Heels playing with a heavy heart
Published 3:32 pm Thursday, June 9, 2011
CHAPEL HILL — Jacob Stallings and the rest of North Carolina’s baseball team want to make it to the College World Series.
Not only for themselves — but for their coach, to honor his late mother.
The Tar Heels swept the Chapel Hill Regional last weekend, but coach Mike Fox wasn’t there. Instead, he was home with family in Raleigh. In his absence, the Tar Heels swept the regional, and in their final game, they wore pink socks — the color of breast-cancer awareness — in Barbara Fox’s memory.
“Getting to Omaha is such a sense of accomplishment in itself, but with what coach has gone through the past few days, it would be something that all the guys would really feel like we kind of owe to him,” Stallings said.
“He’s put so much into this team. … We all look up to him, and we know that him not being here just killed him. To go back to Omaha and win this weekend, I think it’d be the best thing that we could do for him.”
Fox’s mother died June 4 at the age of 76 after a second bout with cancer. She was a regular at Boshamer Stadium through the years, and the players attended her visitation on Monday. The coaching staff attended her funeral Tuesday before the team reconvened for its first practice of the week.
“It was good for our guys to get over there and just give Coach Fox a big hug,” said assistant coach Scott Jackson.
Now the Tar Heels (48-14), the No. 3 national seed in the tournament, are trying to shift the focus back onto the field for the best-of-three super regional series against Stanford (35-20) that begins Friday.
The winner advances to Omaha. And the goal — a fifth College World Series trip in six years — remains the same, although now they’re pursuing it with added purpose.
“Coach has been near and dear to all of our hearts this last week, what he’s going through with his family,” pitcher Greg Holt said. “He expects nothing less than for us to go out and play the Carolina way, and play the way that he has instilled in us to play. I think winning the super regional, trip back to the World Series, for him will mean not only something important to him but something important to our team.”
Said shortstop Levi Michael: “We know it’s a tough time for him, so we’re just trying to do our best to try to keep his mind off of baseball right now and make it as easy for him to deal with what he has to go through right now.”
Jackson said he’s “pretty sure (Fox) plans on being here” for the super regional.

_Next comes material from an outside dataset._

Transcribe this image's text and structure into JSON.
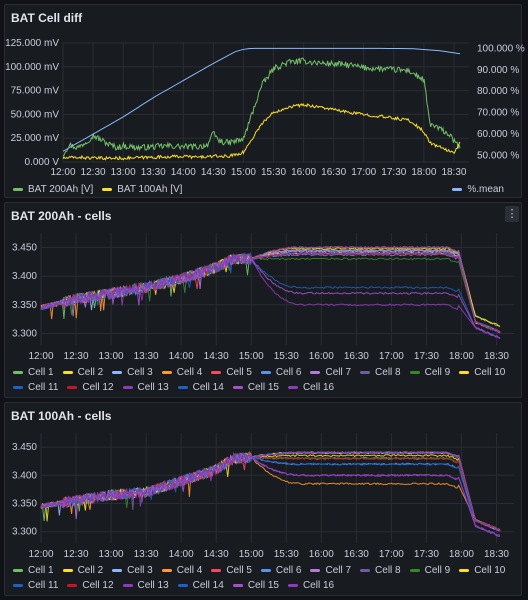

Associate head coach Scott Forbes ran the team in Fox’s absence and guided the Tar Heels to three straight wins by a combined score of 27-3.
For their regional-sealing win over James Madison on Sunday night, each of the players pulled his uniform pant legs up to his knees to expose pink socks. Forbes said Fox gave his blessing for that public gesture beforehand.
“We couldn’t be prouder, as a coaching staff, of our team,” Jackson said. “Just the way Coach Fox runs the program, the way he’s put us in a position to be here at this time. He teaches us to play a certain way and conduct ourselves off the field, whether it’s assistant coaches or players. Our guys do what they’ve done all year, and they did it this weekend. We’re just as proud as we can be of them.”